Un PBA (Charleroi), deux Cirque Royal et deux Forum d’ores et déjà pris d’assaut.
Et puis surtout un album hommage à une des figures incontournables de la chanson française.
Bruel est de retour là où on ne l’attendait pas forcément, un rendez-vous autour de Barbara, une des lumières, avec Brassens, Brel ou Reggiani, qui ont éclairé le parcours de l’artiste français depuis le début.
De Patrick Bruel on connaît les titres devenus des classiques, les films, les émissions de poker. On connaît un peu moins l’homme. Celui qui se cache derrière l’artiste. Le Patrick derrière le Patriiiiiick. Pourtant, derrière les paillettes, c’est un homme posé, intelligent et ouvert que nous avons rencontré lors de son dernier passage à Bruxelles. Une rencontre en deux temps.

Vendredi soir, devant la salle de la Madeleine fraichement inaugurée, une file de chanceux et chanceuses se presse. Jamais un concours n’avait suscité un tel engouement nous dira le responsable de Nostalgie. Dès l’annonce de l’enregistrement de l’émission spéciale Bruel, les SMS se sont fait nombreux, atteignant un record.

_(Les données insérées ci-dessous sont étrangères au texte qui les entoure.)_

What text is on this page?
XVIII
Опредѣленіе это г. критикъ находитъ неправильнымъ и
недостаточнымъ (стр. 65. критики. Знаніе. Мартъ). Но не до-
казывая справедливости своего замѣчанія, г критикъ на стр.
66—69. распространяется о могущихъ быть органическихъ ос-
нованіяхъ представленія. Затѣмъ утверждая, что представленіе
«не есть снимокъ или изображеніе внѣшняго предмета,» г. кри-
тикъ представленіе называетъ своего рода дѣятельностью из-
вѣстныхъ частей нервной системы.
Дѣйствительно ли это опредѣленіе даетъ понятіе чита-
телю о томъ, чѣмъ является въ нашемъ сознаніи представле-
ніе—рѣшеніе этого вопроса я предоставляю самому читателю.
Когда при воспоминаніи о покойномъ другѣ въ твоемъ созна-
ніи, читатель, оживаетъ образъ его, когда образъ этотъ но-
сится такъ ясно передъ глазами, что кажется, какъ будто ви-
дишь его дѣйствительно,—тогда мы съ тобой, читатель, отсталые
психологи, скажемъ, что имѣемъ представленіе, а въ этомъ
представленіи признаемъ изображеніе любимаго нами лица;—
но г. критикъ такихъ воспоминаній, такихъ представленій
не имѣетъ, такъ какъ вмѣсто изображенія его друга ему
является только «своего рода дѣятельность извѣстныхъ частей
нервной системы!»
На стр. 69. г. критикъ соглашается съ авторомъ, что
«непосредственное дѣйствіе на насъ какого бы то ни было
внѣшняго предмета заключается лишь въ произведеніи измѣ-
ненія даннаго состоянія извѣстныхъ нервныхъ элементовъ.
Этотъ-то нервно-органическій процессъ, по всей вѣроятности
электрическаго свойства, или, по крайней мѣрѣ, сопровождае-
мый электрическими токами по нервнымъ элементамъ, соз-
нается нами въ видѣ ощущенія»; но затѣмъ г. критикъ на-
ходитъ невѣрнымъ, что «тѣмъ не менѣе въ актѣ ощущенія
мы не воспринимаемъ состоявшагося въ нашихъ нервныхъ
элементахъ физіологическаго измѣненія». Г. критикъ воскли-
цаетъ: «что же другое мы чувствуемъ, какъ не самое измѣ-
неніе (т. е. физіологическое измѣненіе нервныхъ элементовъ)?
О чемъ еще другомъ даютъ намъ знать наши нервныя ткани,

L’émission démarre avec Vienne, une version forte et délicate. On comprend que le registre est bien différent de celui auquel l’artiste avait habitué son public et pourtant c’est un succès comme le fut le reste de l’enregistrement. Malgré les soucis techniques, Patrick Bruel s’est montré détendu et son humour a très vite fait oublier les légers flottements.

Le lendemain, il nous attend à son hôtel. Bruxelles est grise, sous la pluie et l’ombre de Nantes plane sur cette rencontre.
On ne reviendra pas sur les raisons qui l’ont poussé à s’attaquer au répertoire de Barbara, il s’en est expliqué 100 fois. C’est plus loin que nous souhaitons aller, explorer les zones moins évidentes de ce projet audacieux et évoquer déjà la tournée qui s’annonce et pour laquelle il entrera en répétition dès le lendemain. Établir les ponts entre sa propre histoire, ses chansons et la grande Dame.

Scènes belges: En reprenant Barbara, vous offrez au public une magnifique opportunité de rencontrer un répertoire dense et sensible. Était-ce une de vos motivations ?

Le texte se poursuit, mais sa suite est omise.